しかし、北朝鮮の刑法には、以前から麻薬密輸及び取引罪(第208条)、違法アヘン栽培麻薬製造罪(第206条)などが設けられており、最高刑は死刑となっている。このような強力な法律がありながら、どうしてまた、新たな法が必要になったのだろうか。

そのヒントは、経済制裁に新型コロナ禍、自然災害の三重苦による、経済難の深刻化にある。北朝鮮国内のデイリーNK内部情報筋はかつて、次のように語っていた。

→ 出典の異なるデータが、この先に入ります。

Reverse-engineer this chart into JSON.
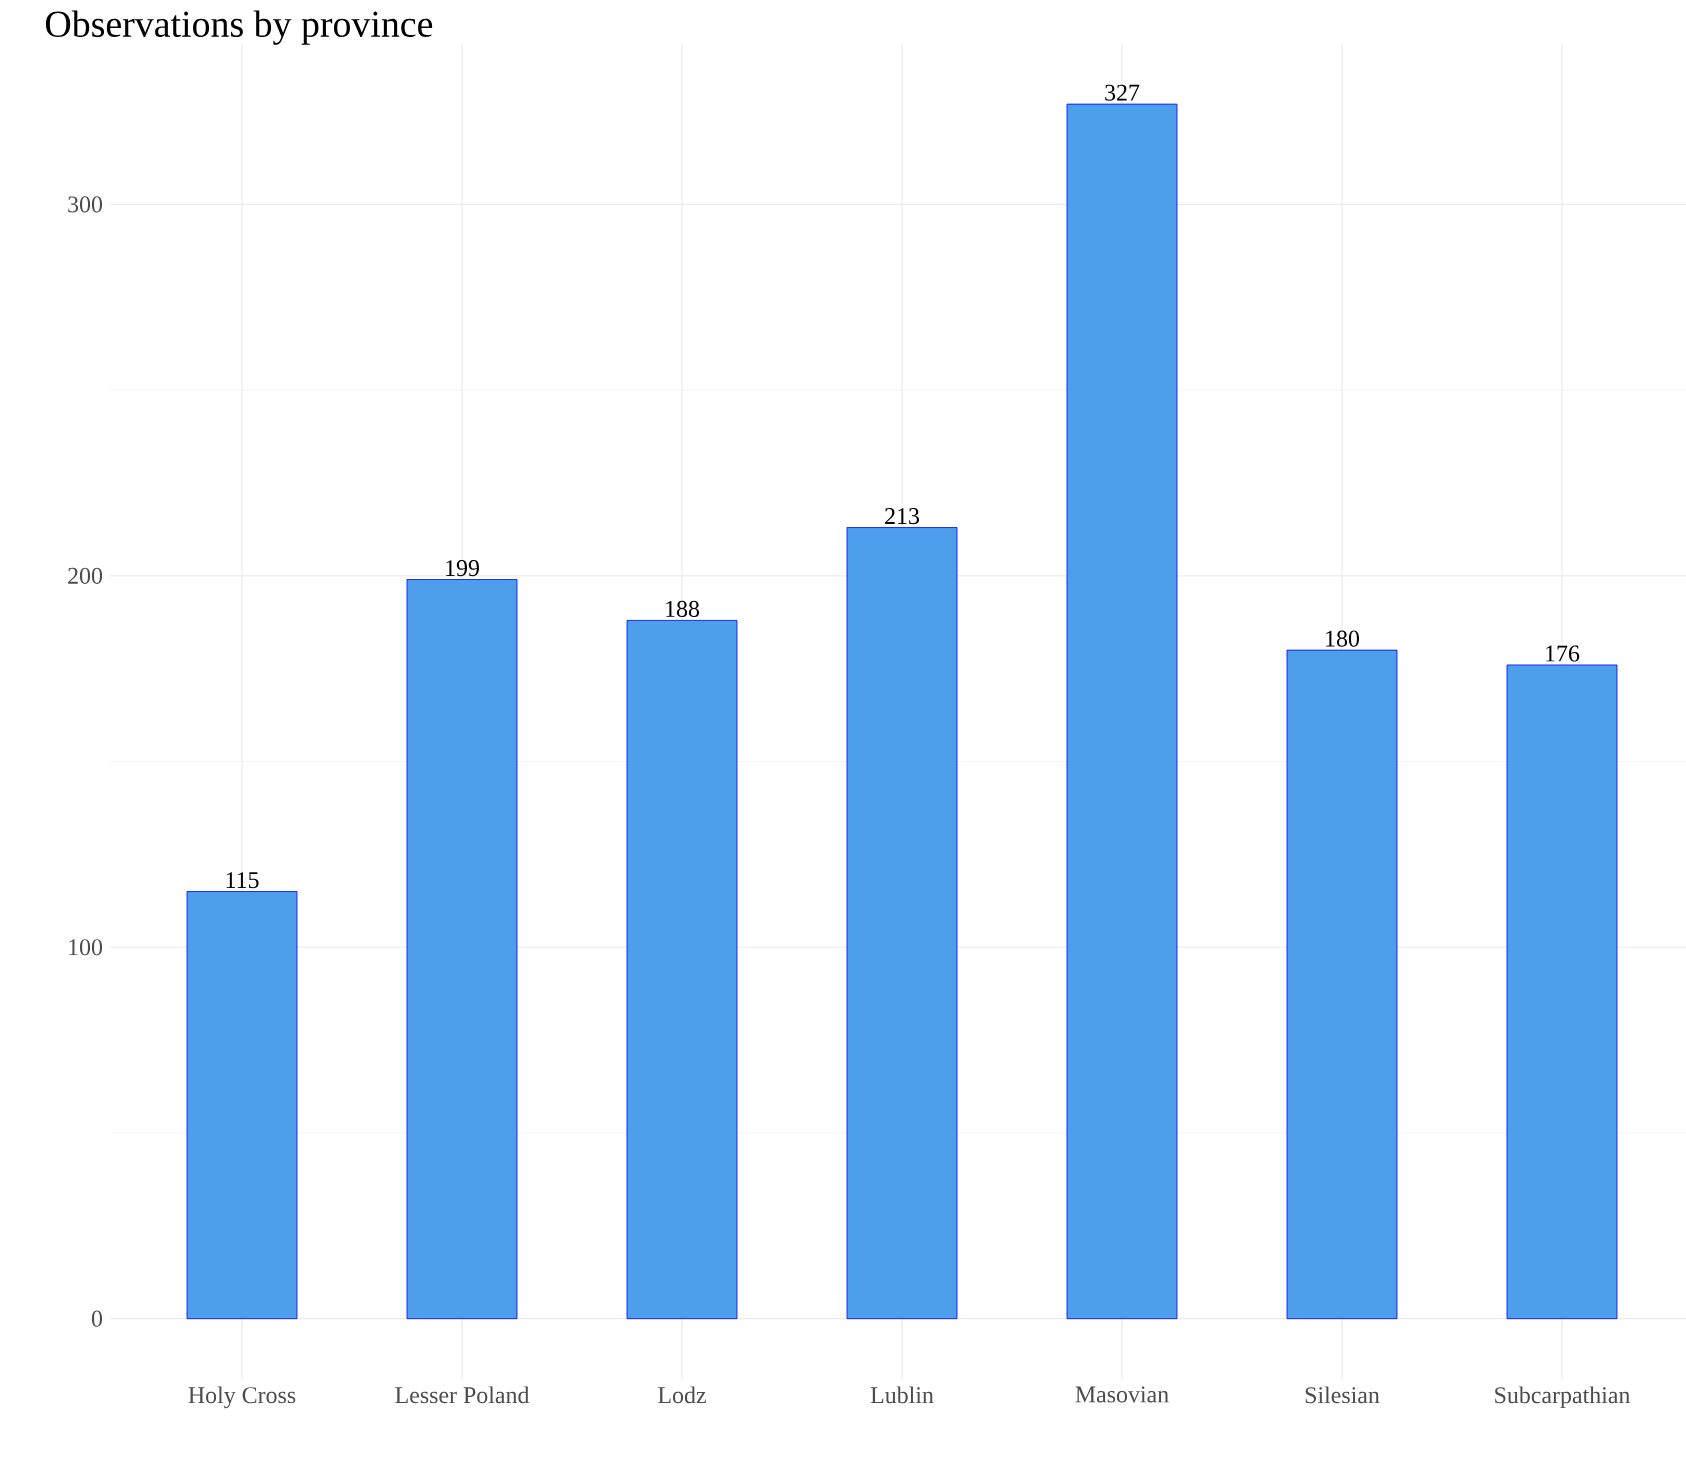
{
  "chart_data": {
    "type": "bar",
    "title": "Observations by province",
    "categories": [
      "Holy Cross",
      "Lesser Poland",
      "Lodz",
      "Lublin",
      "Masovian",
      "Silesian",
      "Subcarpathian"
    ],
    "values": [
      115,
      199,
      188,
      213,
      327,
      180,
      176
    ],
    "color": "#4d9fec",
    "ylim": [
      -16.35,
      343.35
    ],
    "yticks": [
      0,
      100,
      200,
      300
    ],
    "grid": true,
    "data_labels": true
  }
}
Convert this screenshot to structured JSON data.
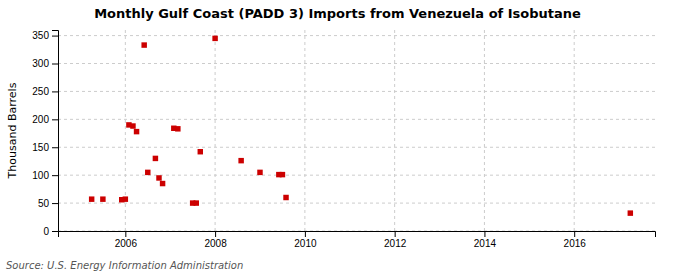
{
  "chart_data": {
    "type": "scatter",
    "title": "Monthly Gulf Coast (PADD 3) Imports from Venezuela of Isobutane",
    "ylabel": "Thousand Barrels",
    "source": "Source: U.S. Energy Information Administration",
    "color": "#cc0000",
    "marker": "square",
    "grid": true,
    "xlim": [
      2004.5,
      2017.8
    ],
    "ylim": [
      0,
      360
    ],
    "xticks": [
      2006,
      2008,
      2010,
      2012,
      2014,
      2016
    ],
    "yticks": [
      0,
      50,
      100,
      150,
      200,
      250,
      300,
      350
    ],
    "x": [
      2005.25,
      2005.5,
      2005.92,
      2006.0,
      2006.08,
      2006.17,
      2006.25,
      2006.42,
      2006.5,
      2006.67,
      2006.75,
      2006.83,
      2007.08,
      2007.17,
      2007.5,
      2007.58,
      2007.67,
      2008.0,
      2008.58,
      2009.0,
      2009.42,
      2009.5,
      2009.58,
      2017.25
    ],
    "values": [
      57,
      57,
      56,
      57,
      190,
      188,
      178,
      333,
      105,
      130,
      95,
      85,
      184,
      183,
      50,
      50,
      142,
      345,
      126,
      105,
      101,
      101,
      60,
      32
    ]
  }
}
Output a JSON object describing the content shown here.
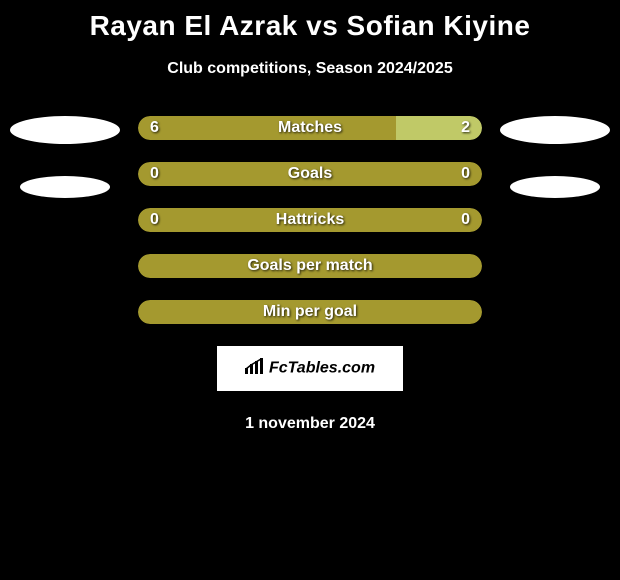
{
  "header": {
    "title": "Rayan El Azrak vs Sofian Kiyine",
    "subtitle": "Club competitions, Season 2024/2025"
  },
  "colors": {
    "background": "#000000",
    "text": "#ffffff",
    "bar_left": "#a4992f",
    "bar_right_accent": "#c0c967",
    "ellipse": "#ffffff"
  },
  "typography": {
    "title_fontsize": 28,
    "subtitle_fontsize": 16,
    "bar_label_fontsize": 16
  },
  "stats": [
    {
      "label": "Matches",
      "left_value": "6",
      "right_value": "2",
      "left_pct": 75,
      "right_pct": 25,
      "right_accent": true
    },
    {
      "label": "Goals",
      "left_value": "0",
      "right_value": "0",
      "left_pct": 100,
      "right_pct": 0,
      "right_accent": false
    },
    {
      "label": "Hattricks",
      "left_value": "0",
      "right_value": "0",
      "left_pct": 100,
      "right_pct": 0,
      "right_accent": false
    },
    {
      "label": "Goals per match",
      "left_value": "",
      "right_value": "",
      "left_pct": 100,
      "right_pct": 0,
      "right_accent": false
    },
    {
      "label": "Min per goal",
      "left_value": "",
      "right_value": "",
      "left_pct": 100,
      "right_pct": 0,
      "right_accent": false
    }
  ],
  "side_ellipses": {
    "left": [
      {
        "size": "lg"
      },
      {
        "size": "sm"
      }
    ],
    "right": [
      {
        "size": "lg"
      },
      {
        "size": "sm"
      }
    ]
  },
  "footer": {
    "logo_text": "FcTables.com",
    "date": "1 november 2024"
  }
}
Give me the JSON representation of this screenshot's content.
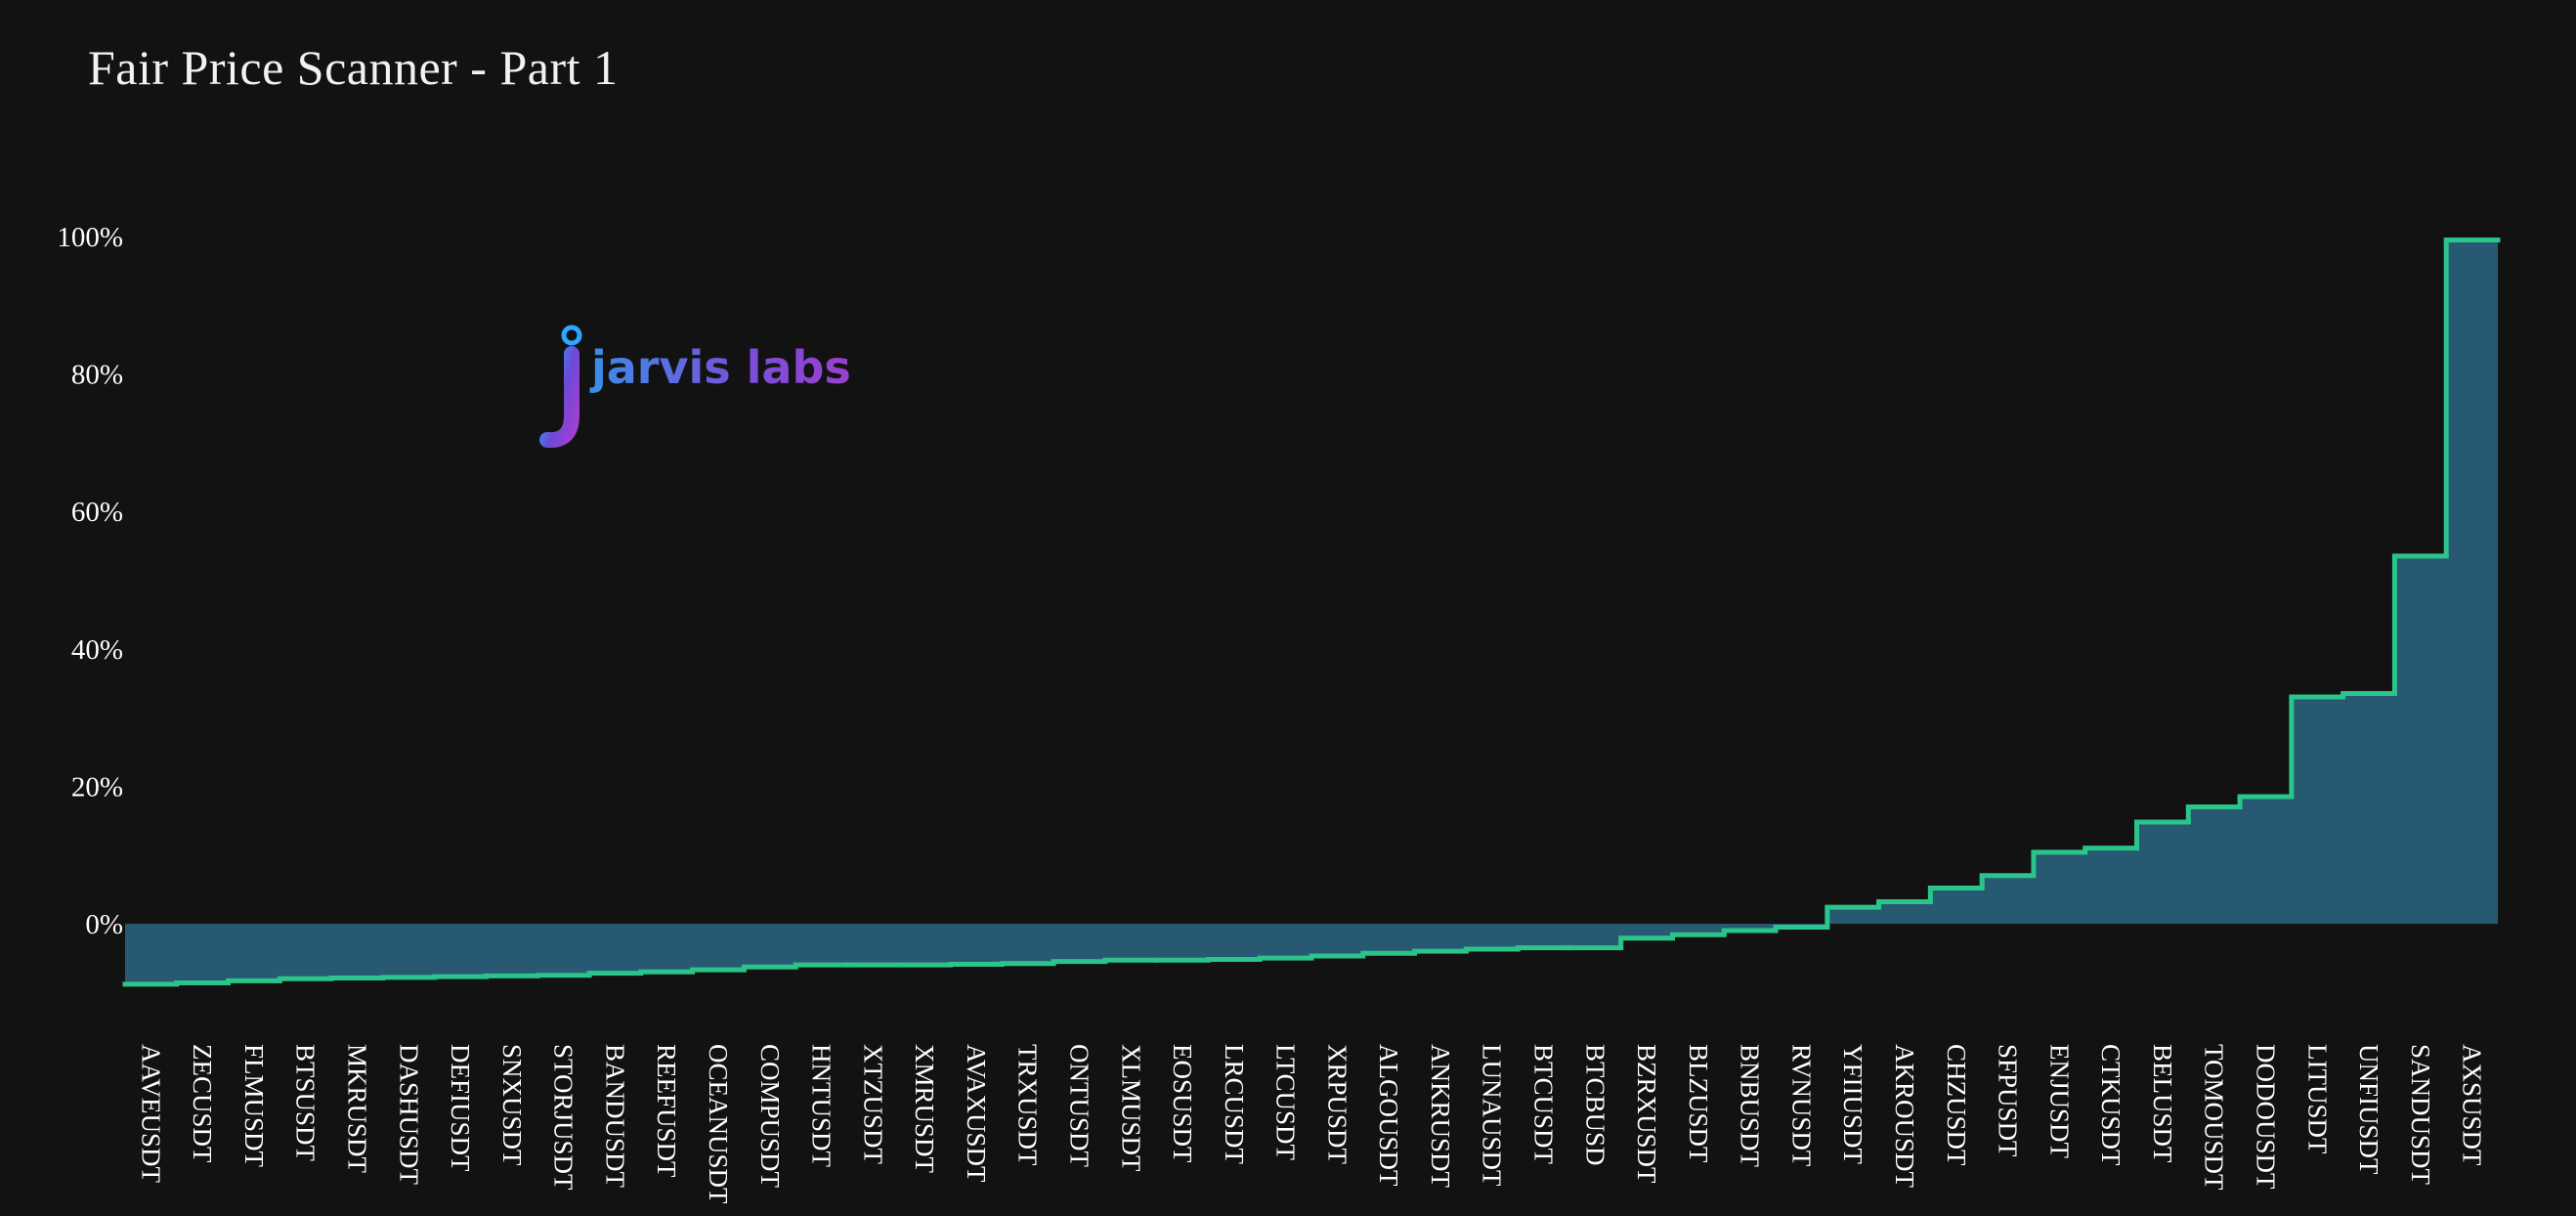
{
  "header": {
    "title": "Fair Price Scanner - Part 1"
  },
  "logo": {
    "text": "jarvis labs",
    "icon": "jarvis-labs-logo-icon"
  },
  "colors": {
    "background": "#121212",
    "area_fill": "#2a5e78",
    "line": "#2bc48a",
    "text": "#ffffff"
  },
  "chart_data": {
    "type": "area",
    "line_shape": "step",
    "title": "Fair Price Scanner - Part 1",
    "xlabel": "",
    "ylabel": "",
    "ylim": [
      -15,
      110
    ],
    "yticks": [
      0,
      20,
      40,
      60,
      80,
      100
    ],
    "ytick_labels": [
      "0%",
      "20%",
      "40%",
      "60%",
      "80%",
      "100%"
    ],
    "grid": false,
    "categories": [
      "AAVEUSDT",
      "ZECUSDT",
      "FLMUSDT",
      "BTSUSDT",
      "MKRUSDT",
      "DASHUSDT",
      "DEFIUSDT",
      "SNXUSDT",
      "STORJUSDT",
      "BANDUSDT",
      "REEFUSDT",
      "OCEANUSDT",
      "COMPUSDT",
      "HNTUSDT",
      "XTZUSDT",
      "XMRUSDT",
      "AVAXUSDT",
      "TRXUSDT",
      "ONTUSDT",
      "XLMUSDT",
      "EOSUSDT",
      "LRCUSDT",
      "LTCUSDT",
      "XRPUSDT",
      "ALGOUSDT",
      "ANKRUSDT",
      "LUNAUSDT",
      "BTCUSDT",
      "BTCBUSD",
      "BZRXUSDT",
      "BLZUSDT",
      "BNBUSDT",
      "RVNUSDT",
      "YFIIUSDT",
      "AKROUSDT",
      "CHZUSDT",
      "SFPUSDT",
      "ENJUSDT",
      "CTKUSDT",
      "BELUSDT",
      "TOMOUSDT",
      "DODOUSDT",
      "LITUSDT",
      "UNFIUSDT",
      "SANDUSDT",
      "AXSUSDT"
    ],
    "values": [
      -8.8,
      -8.6,
      -8.3,
      -8.0,
      -7.9,
      -7.8,
      -7.7,
      -7.6,
      -7.5,
      -7.2,
      -7.0,
      -6.7,
      -6.3,
      -6.0,
      -6.0,
      -6.0,
      -5.9,
      -5.8,
      -5.5,
      -5.3,
      -5.3,
      -5.2,
      -5.0,
      -4.7,
      -4.3,
      -4.0,
      -3.7,
      -3.5,
      -3.5,
      -2.1,
      -1.6,
      -1.0,
      -0.5,
      2.4,
      3.2,
      5.2,
      7.0,
      10.4,
      11.0,
      14.8,
      17.0,
      18.5,
      33.0,
      33.5,
      53.5,
      99.5
    ]
  }
}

「市民の多くがやっているのに、いくら取り締まりをしたところで無駄だ。我々全員を処刑することも、刑務所送りにすることも出来はしない。幹部も出勤前にキメているというのに、どうして庶民はダメなのか。1回キメれば、生活の苦労も忘れ、気持ちがいい。こんな世知辛い世の中、覚せい剤なしでは生きていけない」

つまり覚せい剤は、生活苦から逃れるための手段になっている一面があるのだ。

ほかにも、医薬品の代わりとして誤用されたり、トンジュ(金主)と呼ばれる新興富裕層の「レジャー」になったりしている側面もある。

覚せい剤は北朝鮮国内の市場に大量に流通しており、売人はいたるところにいる。

彼らは、トンジュに狙いを定め、「夜(性生活)が強くなる」「痩せる」「頭がスッキリする」などと甘い言葉で誘い、覚せい剤を売りつける。

中毒にさせて、常連客にするという流れだ。

(参考記事:コンドーム着用はゼロ…「売春」と「薬物」で破滅する北朝鮮の女性たち

しかしやはり、貧困と薬物乱用の関連性は大きい。たとえば、経済難が深刻化すれば生き延びるため売春に走る女性が増える。脱北者で東亜日報記者のチュ・ソンハ氏は、次のように語っている。

「売春する女性の多くは、麻薬に酔った状態で道端に立ちます。『オルム(氷)』と呼ばれる麻薬(覚せい剤)は1グラム50元(約750円)程度で買えます。これを10回に分けて吸うんです。こうすることで、夜通し通りに立つことができるようになるだけでなく、見知らぬ男性の前での恥ずかしさも抑えることができるというのです」

かねてから違法薬物の撲滅に取り組んできた金正恩総書記が、こうした実態を把握し、危機感を募らせているとしても、まったく不思議ではない。新たに制定された防止法は、国民が安易に薬物に走ることをけん制することに、目的があるのかもしれない。